Hall went on to found an aluminum industry, first at the Pittsburgh Reduction Company and later at the Aluminum Company of America (ALCOA). He was awarded the Perkin Medal of the American Section of the Society of Chemical Industry in 1911.

Impact on Resource Use

Aluminum compounds are abundant in the Earth’s crust, firmly united with oxygen in minerals such as bauxite, clay, and feldspar. bauxite is the only important ore. Freeing the metal from oxygen constitutes the essential problem for aluminum production. Electrolysis of water solutions of aluminum compounds failed to produce the metal. Early commercial processes involved electrolysis of sodium chloride to form sodium metal, which was then used to produce aluminum from its chloride, a relatively inefficient and costly arrangement.
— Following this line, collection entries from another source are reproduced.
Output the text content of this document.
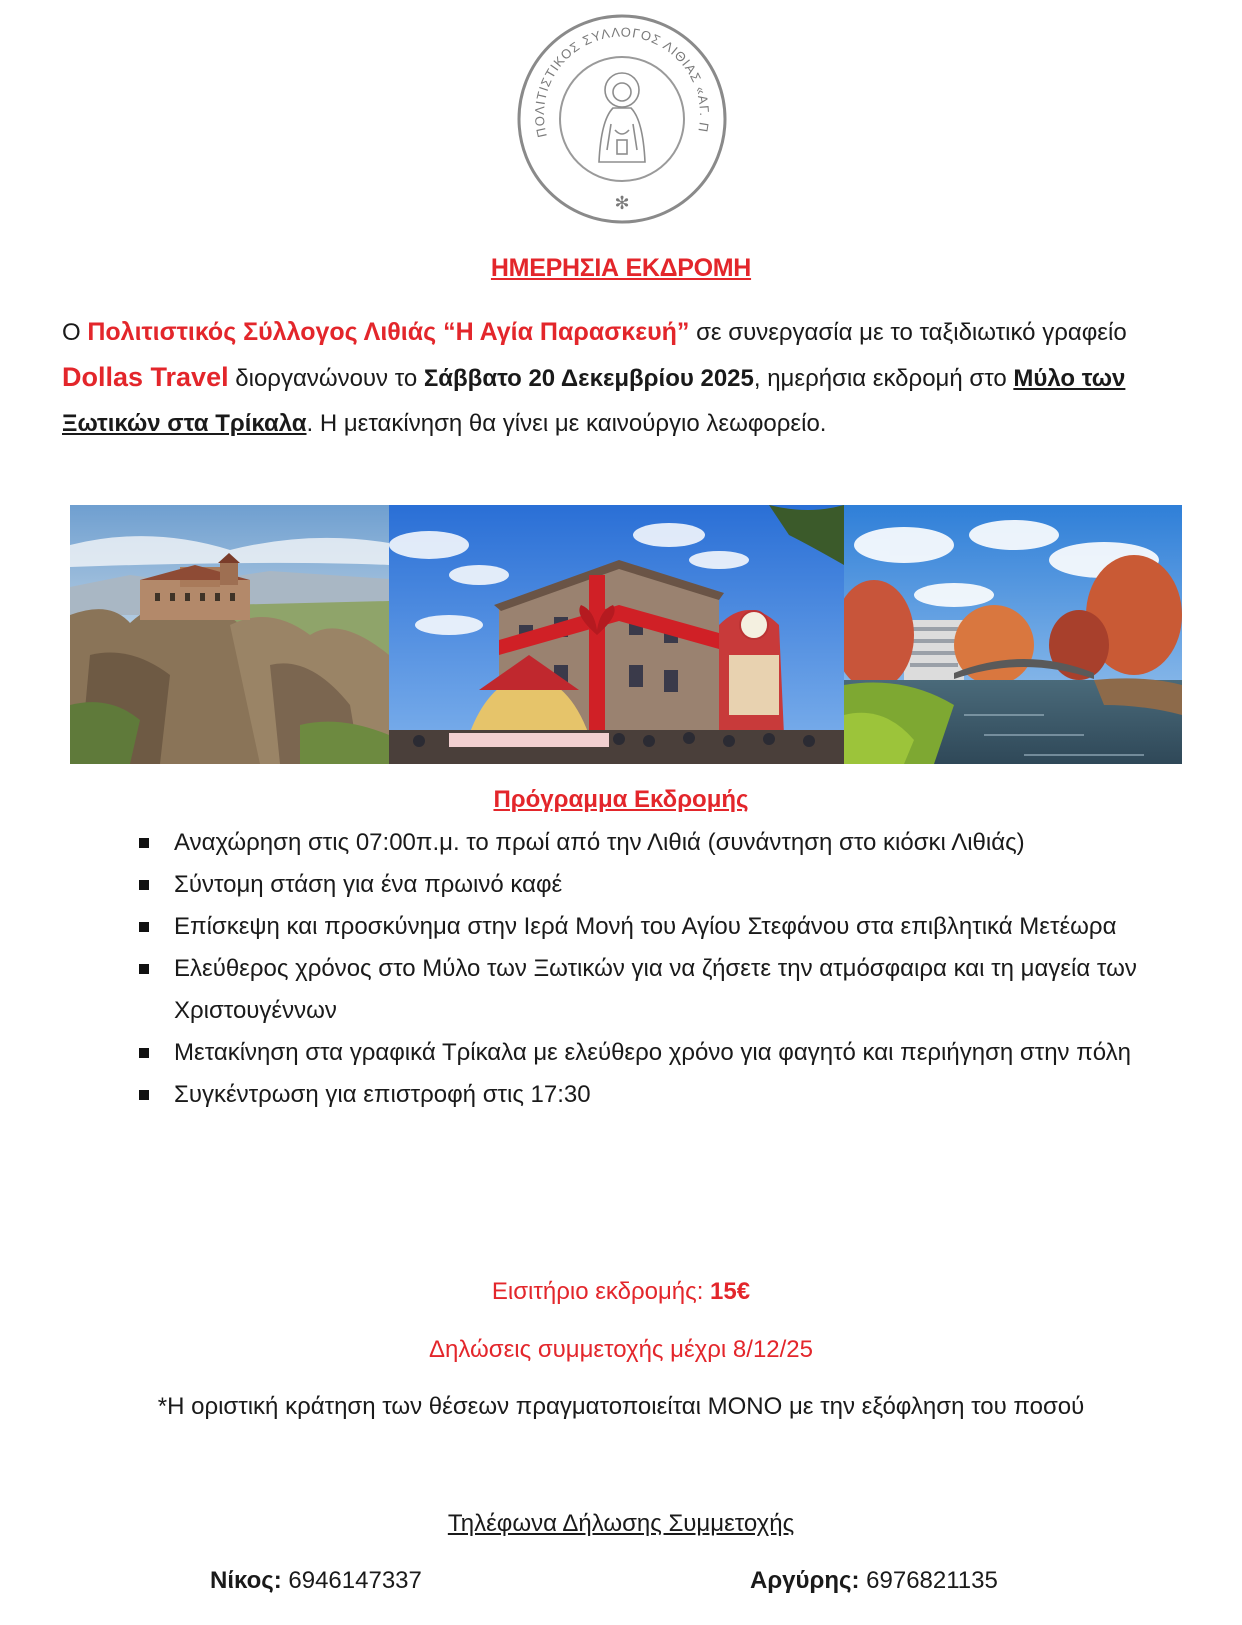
ΠΟΛΙΤΙΣΤΙΚΟΣ ΣΥΛΛΟΓΟΣ ΛΙΘΙΑΣ «ΑΓ. Π
✻
ΗΜΕΡΗΣΙΑ ΕΚΔΡΟΜΗ
Ο Πολιτιστικός Σύλλογος Λιθιάς “Η Αγία Παρασκευή” σε συνεργασία με το ταξιδιωτικό γραφείο Dollas Travel διοργανώνουν το Σάββατο 20 Δεκεμβρίου 2025, ημερήσια εκδρομή στο Μύλο των Ξωτικών στα Τρίκαλα. Η μετακίνηση θα γίνει με καινούργιο λεωφορείο.
Πρόγραμμα Εκδρομής
Αναχώρηση στις 07:00π.μ. το πρωί από την Λιθιά (συνάντηση στο κιόσκι Λιθιάς)
Σύντομη στάση για ένα πρωινό καφέ
Επίσκεψη και προσκύνημα στην Ιερά Μονή του Αγίου Στεφάνου στα επιβλητικά Μετέωρα
Ελεύθερος χρόνος στο Μύλο των Ξωτικών για να ζήσετε την ατμόσφαιρα και τη μαγεία των Χριστουγέννων
Μετακίνηση στα γραφικά Τρίκαλα με ελεύθερο χρόνο για φαγητό και περιήγηση στην πόλη
Συγκέντρωση για επιστροφή στις 17:30
Εισιτήριο εκδρομής: 15€
Δηλώσεις συμμετοχής μέχρι 8/12/25
*Η οριστική κράτηση των θέσεων πραγματοποιείται ΜΟΝΟ με την εξόφληση του ποσού
Τηλέφωνα Δήλωσης Συμμετοχής
Νίκος: 6946147337	Αργύρης: 6976821135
Hall’s discovery of the direct electrolytic process, and its refinements over the years of 1889 to 1914, made possible a dramatic reduction of the price of aluminum to about $0.08 per kilogram. The process operates at about 1,220 kelvins (947° Celsius) and involves passage of electric current between carbon electrodes through a molten electrolyte of aluminum oxide (alumina) dissolved in the mineral cryolite (sodium hexafluoroaluminate). The alumina used is made from bauxite by the Bayer process. Resistive heating is sufficient to keep the electrolyte liquid, and the aluminum metal is formed as a liquid at the cathode and tapped off periodically at the bottom of the electrolysis cell. Oxygen gas is formed at the anode and combines with the carbon of the electrode. The process is a heavy consumer of electric power and most economical where power is inexpensive.